2. Conquanto este Tribunal já tenha decidido que o deferimento da penhora on line de quantias depositadas em instituição financeira esteja condicionado à comprovação do exaurimento da busca por outros bens livres e desembaraçados sobre os quais possa recair a constrição, a Lei n. 11.382/2006 deu nova conotação ao instituto e, a partir de então, equiparou, para fins do estabelecimento na ordem preferencial da penhora o dinheiro, em espécie ou em depósito ou aplicação financeira (artigo 655, I, do CPC), a qual pode ser deferida por meio eletrônico (artigo 655-A, do CPC).

3. Da interpretação dos artigos 655, I, e 655-A, ambos do CPC, a conclusão a que se chega é no sentido de não mais se exigir que o credor comprove que procurou outros bens penhoráveis para, só então, requerer a penhora on line [...] (REsp 1033820, Rel. Min. Massami Uyeda, sem destaque no original).

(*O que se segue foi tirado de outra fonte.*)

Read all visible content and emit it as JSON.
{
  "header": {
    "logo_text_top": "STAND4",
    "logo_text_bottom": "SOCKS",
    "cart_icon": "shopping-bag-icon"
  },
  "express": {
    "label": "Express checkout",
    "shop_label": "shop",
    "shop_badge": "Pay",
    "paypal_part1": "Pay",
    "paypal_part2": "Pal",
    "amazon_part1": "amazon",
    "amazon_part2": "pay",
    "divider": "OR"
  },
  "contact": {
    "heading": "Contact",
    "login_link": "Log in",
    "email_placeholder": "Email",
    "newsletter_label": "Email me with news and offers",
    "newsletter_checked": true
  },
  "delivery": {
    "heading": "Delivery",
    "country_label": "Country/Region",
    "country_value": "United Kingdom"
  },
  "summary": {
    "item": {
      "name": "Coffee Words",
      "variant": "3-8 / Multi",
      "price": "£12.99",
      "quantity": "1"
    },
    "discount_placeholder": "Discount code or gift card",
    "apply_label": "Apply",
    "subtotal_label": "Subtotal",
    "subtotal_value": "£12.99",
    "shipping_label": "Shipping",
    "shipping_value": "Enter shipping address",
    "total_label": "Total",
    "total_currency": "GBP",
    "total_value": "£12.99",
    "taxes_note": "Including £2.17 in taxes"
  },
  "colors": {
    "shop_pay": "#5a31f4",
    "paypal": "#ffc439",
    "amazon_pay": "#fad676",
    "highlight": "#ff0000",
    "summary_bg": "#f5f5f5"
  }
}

No mesmo sentido o seguinte precedente deste Tribunal de Justiça:

AGRAVO DE INSTRUMENTO. DECISÃO QUE DETERMINOU A PENHORA ON LINE, PELO "SISTEMA BACEN JUD". INSURGÊNCIA DA EXECUTADA.

[...].

FALTA DE ESGOTAMENTO DA VERIFICAÇÃO DA EXISTÊNCIA DE OUTROS BENS PASSÍVEIS DE SOFRER A CONSTRIÇÃO. IRRELEVÂNCIA. INTELIGÊNCIA DOS ARTS. 655, INCISO I, E 655-A, AMBOS DO CÓDIGO DE PROCESSO CIVIL. REQUERIMENTO EXECUTIVO ULTERIOR AO ADVENTO DA REDAÇÃO ATUAL DOS REFERIDOS DISPOSITIVOS LEGAIS. EFETIVIDADE DA EXECUÇÃO. PRECEDENTES DO SUPERIOR TRIBUNAL [...] (AI 2009.026354-4, Rel. Des. José Carlos Carstens Köhler, sem destaque no original).

Portanto, a chamada penhora on line não pressupõe investigação prévia e exaustiva da existência de outros bens em nome do executado e, por isso, esse fundamento não poderia servir de óbice ao acolhimento do pedido formulado pelo agravado no juízo a quo.

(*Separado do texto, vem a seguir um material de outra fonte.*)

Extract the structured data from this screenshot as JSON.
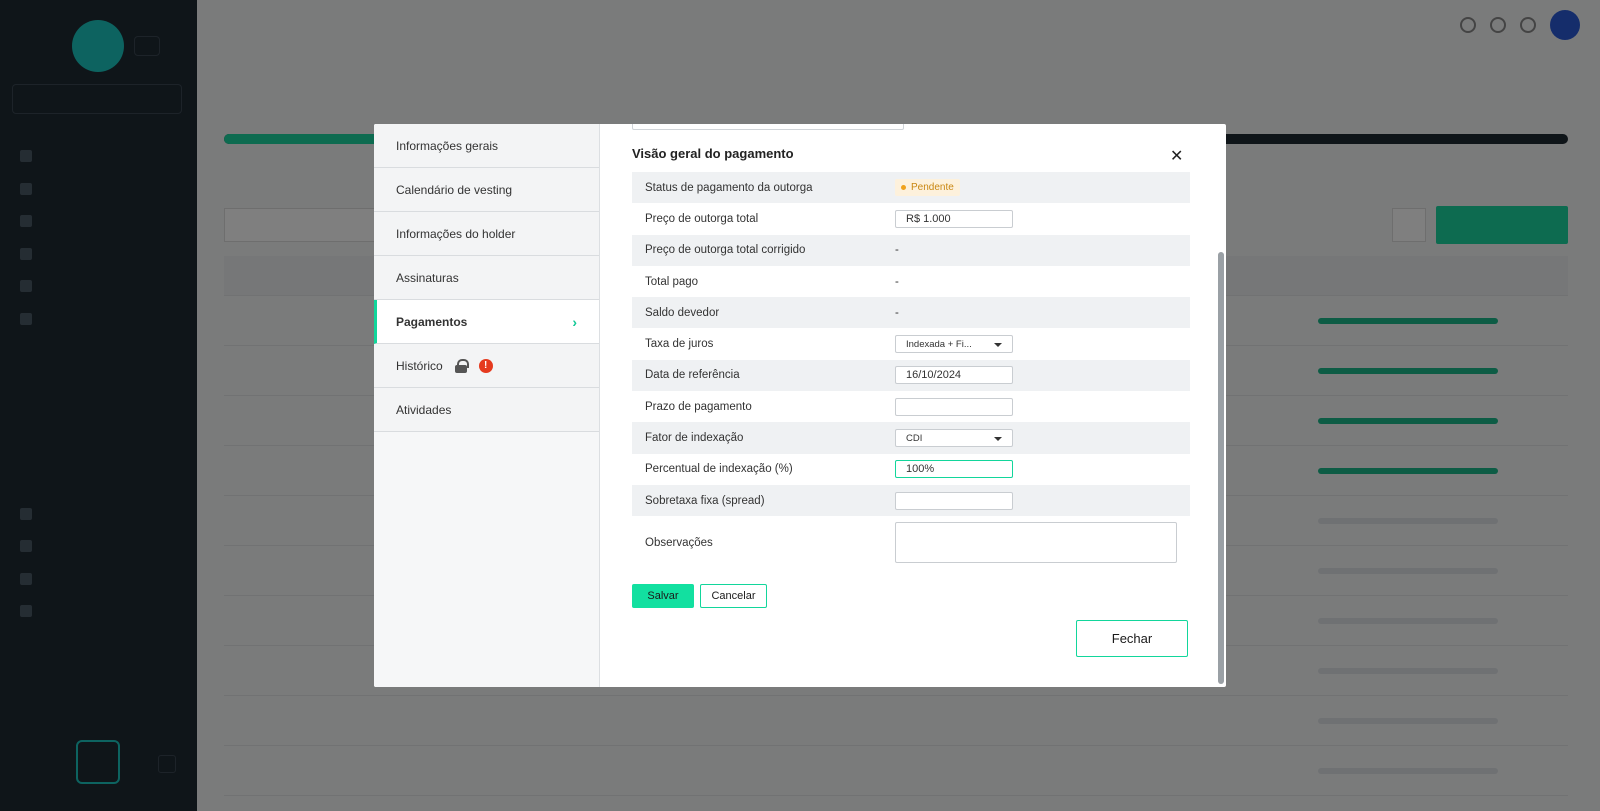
{
  "background": {
    "sidebar_select": "",
    "page_title": "",
    "page_subtitle": ""
  },
  "modal": {
    "nav": [
      {
        "label": "Informações gerais"
      },
      {
        "label": "Calendário de vesting"
      },
      {
        "label": "Informações do holder"
      },
      {
        "label": "Assinaturas"
      },
      {
        "label": "Pagamentos"
      },
      {
        "label": "Histórico"
      },
      {
        "label": "Atividades"
      }
    ],
    "active_nav": "Pagamentos",
    "historico_alert": "!",
    "section_title": "Visão geral do pagamento",
    "rows": {
      "status": {
        "label": "Status de pagamento da outorga",
        "badge": "Pendente"
      },
      "preco_total": {
        "label": "Preço de outorga total",
        "value": "R$ 1.000"
      },
      "preco_corrigido": {
        "label": "Preço de outorga total corrigido",
        "value": "-"
      },
      "total_pago": {
        "label": "Total pago",
        "value": "-"
      },
      "saldo": {
        "label": "Saldo devedor",
        "value": "-"
      },
      "taxa": {
        "label": "Taxa de juros",
        "value": "Indexada + Fi..."
      },
      "data_ref": {
        "label": "Data de referência",
        "value": "16/10/2024"
      },
      "prazo": {
        "label": "Prazo de pagamento",
        "value": ""
      },
      "fator": {
        "label": "Fator de indexação",
        "value": "CDI"
      },
      "percentual": {
        "label": "Percentual de indexação (%)",
        "value": "100%"
      },
      "sobretaxa": {
        "label": "Sobretaxa fixa (spread)",
        "value": ""
      },
      "observacoes": {
        "label": "Observações",
        "value": ""
      }
    },
    "buttons": {
      "salvar": "Salvar",
      "cancelar": "Cancelar",
      "fechar": "Fechar"
    },
    "colors": {
      "accent": "#12d69b",
      "pending": "#f0a21b",
      "alert": "#e53a1e"
    }
  }
}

2.2. Para a decisão recorrida, a ausência de citação do devedor, por si só, está como a demonstrar o açodamento do decreto de penhora on line. Argumenta que, citado, remanesce ao devedor o direito de promover o pagamento no espaço de três dias, o que ilidiria a deflagração da penhora eletrônica.

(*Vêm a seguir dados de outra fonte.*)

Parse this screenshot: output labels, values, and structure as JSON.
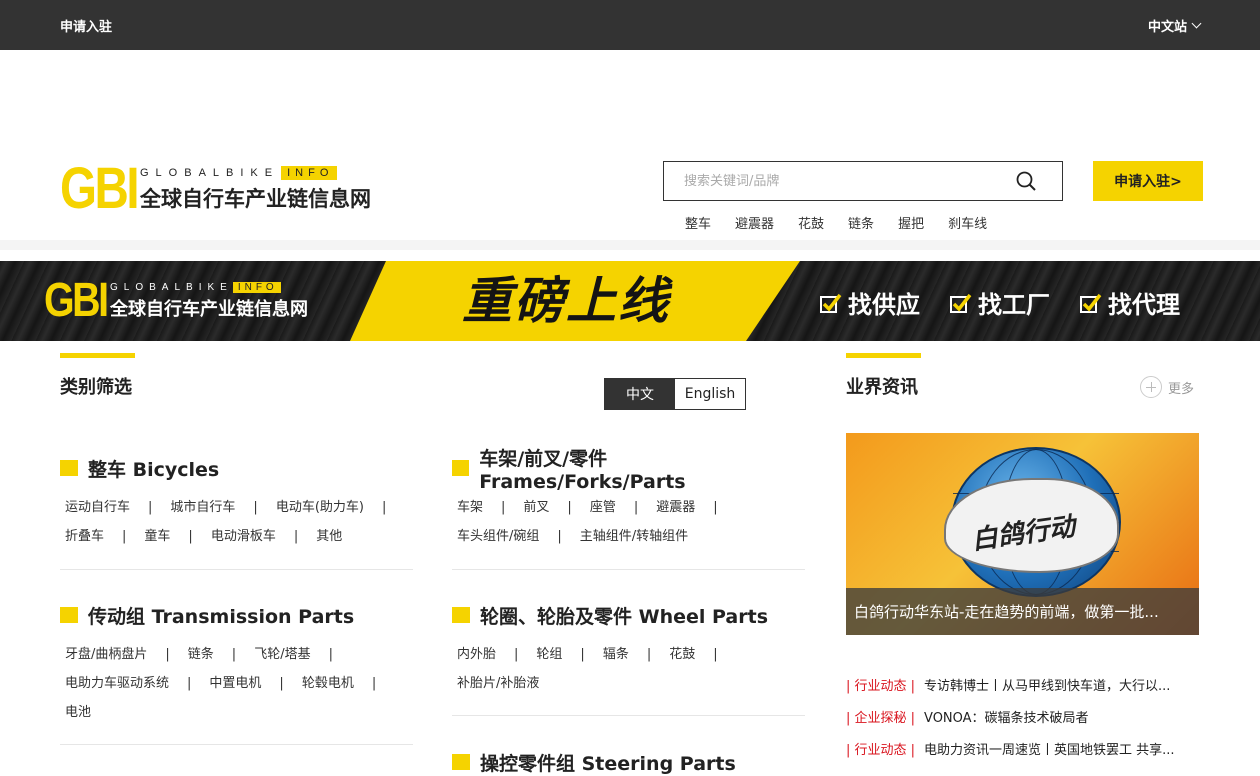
{
  "topbar": {
    "apply_label": "申请入驻",
    "site_label": "中文站"
  },
  "logo": {
    "gbi": "GBI",
    "globalbike": "GLOBALBIKE",
    "info": "INFO",
    "cn": "全球自行车产业链信息网"
  },
  "search": {
    "placeholder": "搜索关键词/品牌",
    "apply_button": "申请入驻>"
  },
  "hotwords": [
    "整车",
    "避震器",
    "花鼓",
    "链条",
    "握把",
    "刹车线"
  ],
  "banner": {
    "gbi": "GBI",
    "globalbike": "GLOBALBIKE",
    "info": "INFO",
    "cn": "全球自行车产业链信息网",
    "slogan": "重磅上线",
    "checks": [
      "找供应",
      "找工厂",
      "找代理"
    ]
  },
  "categories_section": {
    "title": "类别筛选",
    "lang_cn": "中文",
    "lang_en": "English"
  },
  "categories": [
    {
      "title": "整车 Bicycles",
      "items": [
        "运动自行车",
        "城市自行车",
        "电动车(助力车)",
        "折叠车",
        "童车",
        "电动滑板车",
        "其他"
      ]
    },
    {
      "title": "车架/前叉/零件 Frames/Forks/Parts",
      "items": [
        "车架",
        "前叉",
        "座管",
        "避震器",
        "车头组件/碗组",
        "主轴组件/转轴组件"
      ]
    },
    {
      "title": "传动组 Transmission Parts",
      "items": [
        "牙盘/曲柄盘片",
        "链条",
        "飞轮/塔基",
        "电助力车驱动系统",
        "中置电机",
        "轮毂电机",
        "电池"
      ]
    },
    {
      "title": "轮圈、轮胎及零件 Wheel Parts",
      "items": [
        "内外胎",
        "轮组",
        "辐条",
        "花鼓",
        "补胎片/补胎液"
      ]
    },
    {
      "title": "操控零件组 Steering Parts",
      "items": []
    }
  ],
  "news_section": {
    "title": "业界资讯",
    "more_label": "更多"
  },
  "featured": {
    "caption": "白鸽行动华东站-走在趋势的前端，做第一批...",
    "image_text": "白鸽行动"
  },
  "news": [
    {
      "tag": "| 行业动态 |",
      "title": "专访韩博士丨从马甲线到快车道，大行以..."
    },
    {
      "tag": "| 企业探秘 |",
      "title": "VONOA：碳辐条技术破局者"
    },
    {
      "tag": "| 行业动态 |",
      "title": "电助力资讯一周速览丨英国地铁罢工 共享..."
    }
  ],
  "colors": {
    "accent": "#f5d300",
    "topbar": "#333333",
    "news_tag": "#d9141e"
  }
}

Penso, porém, que a questão não se põe como aí formulada. Na espécie, a citação viu-se frustrada porque o executado não foi encontrado no local que até então lhe servia de domicílio (fl. 15). Essa circunstância, nos termos do artigo 653, caput, do CPC, permite que o Oficial de Justiça arreste, de imediato e sem ordem judicial, tantos bens quantos bastem para garantir a execução (MARINONI, Luiz Guilherme. ARENHART, Sérgio Cruz. Curso de Processo Civil - Execução. Revista dos Tribunais: São Paulo, 2007, v. 3, p. 442).

O arresto aí figurado não possui índole cautelar, mas executiva (ASSIS, Araken de. Manual da Execução. Revista dos Tribunais: São Paulo, 2008, 11ª ed., p. 585). Por isso que chamado de pré-penhora, viabiliza a "antecipação dos efeitos de uma futura penhora", dentre eles "a atribuição, ao exequente, do direito de preferência na participação do produto da expropriação do bem constrito" (JÚNIOR, Fredie Didier. Curso de Processo Civil - Execução. PODVM: Bahia, 2009, p. 509).

O deferimento da medida não supõe fumus boni juris nem periculum in mora, bastanto a "simples não localização do executado para a citação" (MARINONI, Luiz Guilherme. ARENHART, Sérgio Cruz, op cit., p. 442).

Com efeito: o delineamento do arresto previsto no caput do artigo 563 do CPC indica a perfeita compatibilidade entre a (I) ausência de citação e possibilidade de pagamento voluntário no prazo tríduo com a (II) viabilidade de instituição de pré-penhora, é dizer, de antecipação dos efeitos de uma futura penhora.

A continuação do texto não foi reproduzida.